While it is somewhat a member of the face of the University, it is completely free to report on, and even condemn on page 4, any aspect of the University it desires.
Whether or not it successfully does any of this is the decision of the individual reader. But it represents the voice of the student body and other members of this campus more than anything else.
So, what does Bama Dining represent? The University. And it is somewhat painful to realize that there is a gaping difference between the University and the student body.
The University is largely comprised of the student body, yes. And there were perhaps times in which the student body and the University were more closely intertwined. It seems unthinkable that the campus could swing back to a time such as 1847, when the entire student body was expelled.
But, even if the University started with a more personable relationship with the students, somewhere along the line a schism occurred. And now more than ever, it seems the University is no longer an institution of public education, focused on the goodwill of the students, their careers and their successes. The University is clearly a business, and that is what Bama Dining represents.
Bama Dining is not alone in representing the business that is the University of Alabama. Every year, every week, every day, we can see business decisions made with seeming disregard for the student body.
Last year, we had the CrimsonRide bus strike, and the University decided to limit the CrimsonRide schedule. That doesn’t seem to be something that would help students.

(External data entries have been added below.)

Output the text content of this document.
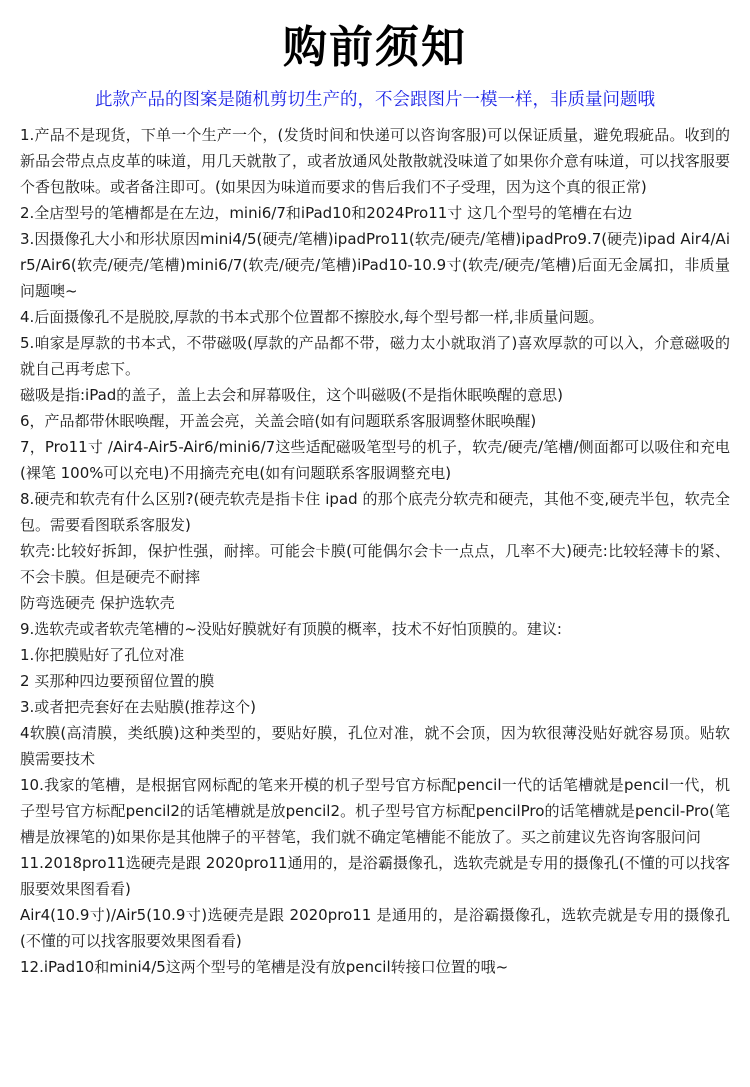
购前须知
此款产品的图案是随机剪切生产的，不会跟图片一模一样，非质量问题哦

1.产品不是现货，下单一个生产一个，(发货时间和快递可以咨询客服)可以保证质量，避免瑕疵品。收到的新品会带点点皮革的味道，用几天就散了，或者放通风处散散就没味道了如果你介意有味道，可以找客服要个香包散味。或者备注即可。(如果因为味道而要求的售后我们不子受理，因为这个真的很正常)

2.全店型号的笔槽都是在左边，mini6/7和iPad10和2024Pro11寸 这几个型号的笔槽在右边

3.因摄像孔大小和形状原因mini4/5(硬壳/笔槽)ipadPro11(软壳/硬壳/笔槽)ipadPro9.7(硬壳)ipad Air4/Air5/Air6(软壳/硬壳/笔槽)mini6/7(软壳/硬壳/笔槽)iPad10-10.9寸(软壳/硬壳/笔槽)后面无金属扣，非质量问题噢~

4.后面摄像孔不是脱胶,厚款的书本式那个位置都不擦胶水,每个型号都一样,非质量问题。

5.咱家是厚款的书本式，不带磁吸(厚款的产品都不带，磁力太小就取消了)喜欢厚款的可以入，介意磁吸的就自己再考虑下。

磁吸是指:iPad的盖子，盖上去会和屏幕吸住，这个叫磁吸(不是指休眠唤醒的意思)

6，产品都带休眠唤醒，开盖会亮，关盖会暗(如有问题联系客服调整休眠唤醒)

7，Pro11寸 /Air4-Air5-Air6/mini6/7这些适配磁吸笔型号的机子，软壳/硬壳/笔槽/侧面都可以吸住和充电(裸笔 100%可以充电)不用摘壳充电(如有问题联系客服调整充电)

8.硬壳和软壳有什么区别?(硬壳软壳是指卡住 ipad 的那个底壳分软壳和硬壳，其他不变,硬壳半包，软壳全包。需要看图联系客服发)

软壳:比较好拆卸，保护性强，耐摔。可能会卡膜(可能偶尔会卡一点点，几率不大)硬壳:比较轻薄卡的紧、不会卡膜。但是硬壳不耐摔

防弯选硬壳 保护选软壳

9.选软壳或者软壳笔槽的~没贴好膜就好有顶膜的概率，技术不好怕顶膜的。建议:

1.你把膜贴好了孔位对准

2 买那种四边要预留位置的膜

3.或者把壳套好在去贴膜(推荐这个)

4软膜(高清膜，类纸膜)这种类型的，要贴好膜，孔位对准，就不会顶，因为软很薄没贴好就容易顶。贴软膜需要技术

10.我家的笔槽，是根据官网标配的笔来开模的机子型号官方标配pencil一代的话笔槽就是pencil一代，机子型号官方标配pencil2的话笔槽就是放pencil2。机子型号官方标配pencilPro的话笔槽就是pencil-Pro(笔槽是放裸笔的)如果你是其他牌子的平替笔，我们就不确定笔槽能不能放了。买之前建议先咨询客服问问

11.2018pro11选硬壳是跟 2020pro11通用的，是浴霸摄像孔，选软壳就是专用的摄像孔(不懂的可以找客服要效果图看看)

Air4(10.9寸)/Air5(10.9寸)选硬壳是跟 2020pro11 是通用的，是浴霸摄像孔，选软壳就是专用的摄像孔(不懂的可以找客服要效果图看看)

12.iPad10和mini4/5这两个型号的笔槽是没有放pencil转接口位置的哦~
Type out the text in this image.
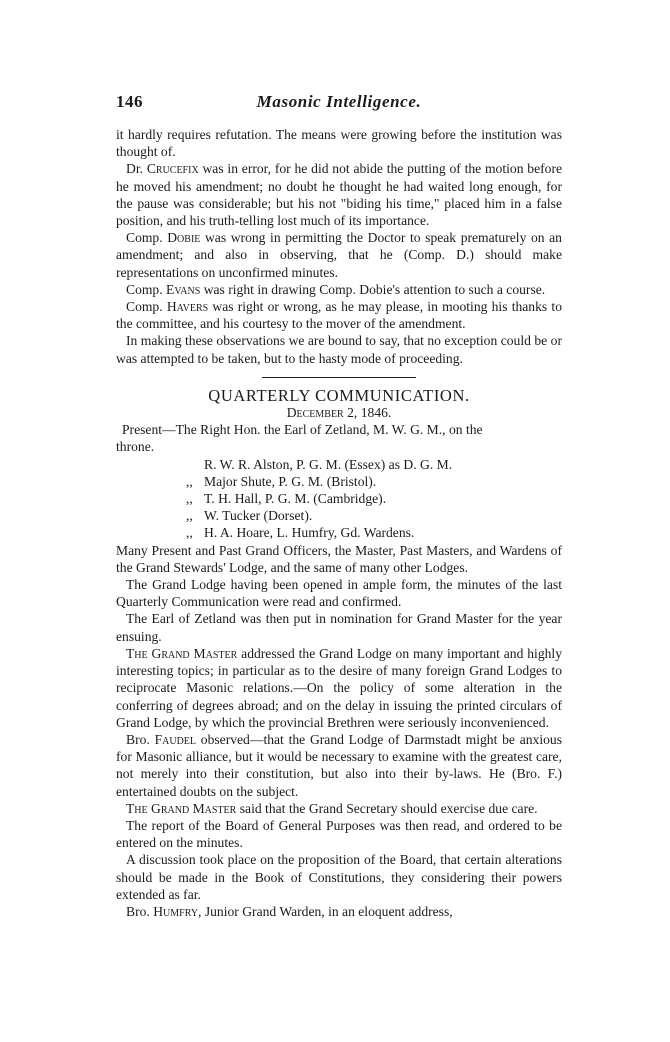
146	Masonic Intelligence.

it hardly requires refutation. The means were growing before the institution was thought of.

Dr. Crucefix was in error, for he did not abide the putting of the motion before he moved his amendment; no doubt he thought he had waited long enough, for the pause was considerable; but his not "biding his time," placed him in a false position, and his truth-telling lost much of its importance.

Comp. Dobie was wrong in permitting the Doctor to speak prematurely on an amendment; and also in observing, that he (Comp. D.) should make representations on unconfirmed minutes.

Comp. Evans was right in drawing Comp. Dobie's attention to such a course.

Comp. Havers was right or wrong, as he may please, in mooting his thanks to the committee, and his courtesy to the mover of the amendment.

In making these observations we are bound to say, that no exception could be or was attempted to be taken, but to the hasty mode of proceeding.

QUARTERLY COMMUNICATION.

December 2, 1846.

Present—The Right Hon. the Earl of Zetland, M. W. G. M., on the

throne.

R. W. R. Alston, P. G. M. (Essex) as D. G. M.

,, Major Shute, P. G. M. (Bristol).

,, T. H. Hall, P. G. M. (Cambridge).

,, W. Tucker (Dorset).

,, H. A. Hoare, L. Humfry, Gd. Wardens.

Many Present and Past Grand Officers, the Master, Past Masters, and Wardens of the Grand Stewards' Lodge, and the same of many other Lodges.

The Grand Lodge having been opened in ample form, the minutes of the last Quarterly Communication were read and confirmed.

The Earl of Zetland was then put in nomination for Grand Master for the year ensuing.

The Grand Master addressed the Grand Lodge on many important and highly interesting topics; in particular as to the desire of many foreign Grand Lodges to reciprocate Masonic relations.—On the policy of some alteration in the conferring of degrees abroad; and on the delay in issuing the printed circulars of Grand Lodge, by which the provincial Brethren were seriously inconvenienced.

Bro. Faudel observed—that the Grand Lodge of Darmstadt might be anxious for Masonic alliance, but it would be necessary to examine with the greatest care, not merely into their constitution, but also into their by-laws. He (Bro. F.) entertained doubts on the subject.

The Grand Master said that the Grand Secretary should exercise due care.

The report of the Board of General Purposes was then read, and ordered to be entered on the minutes.

A discussion took place on the proposition of the Board, that certain alterations should be made in the Book of Constitutions, they considering their powers extended as far.

Bro. Humfry, Junior Grand Warden, in an eloquent address,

We had Lakeside Diner replaced with Maea, a hugely unpopular decision. Follow that up with Maea being replaced by Buffalo Phil’s, the closing of Doster Café, and the limitation of evening hours at Burke Dining Hall and Lakeside Dining Hall. While some positive changes have been made since, it still seems these decisions weren’t very student oriented.
Parking is a huge issue on campus, and yet parking spaces seem to keep disappearing every year, replaced by things like bike and bus lanes, many of which are no longer used, or construction.
Speaking of construction, is there a reason to have so many buildings get prettied up when new facilities seem to be a more important and necessary thing?
A promise made by President Witt to increase the student body size by another substantial amount without seeing the need to increase the academic facilities, parking facilities, dining facilities or residential areas also seems like a business decision, not a student-body-minded one.
There are some clear flaws in the running of this University from the point of view of your average student. Business decisions are being made, and they seem to help no one but the people with pockets to fill.
I am not condemning this University for trying to make money. Money can help academia and the students. Nor am I saying this University is flawed to the point of no return. This is a great university that offers much to the students that attend.
But we’re The University of Alabama. We should strive to be better than we are. Better than great. Changes can happen, should happen. If the student body will spend its time not debasing one another but instead letting those in charge know what we would like to see changed, maybe this University can become something greater than itself.
Sean Randall is a senior majoring in theatre and philosophy.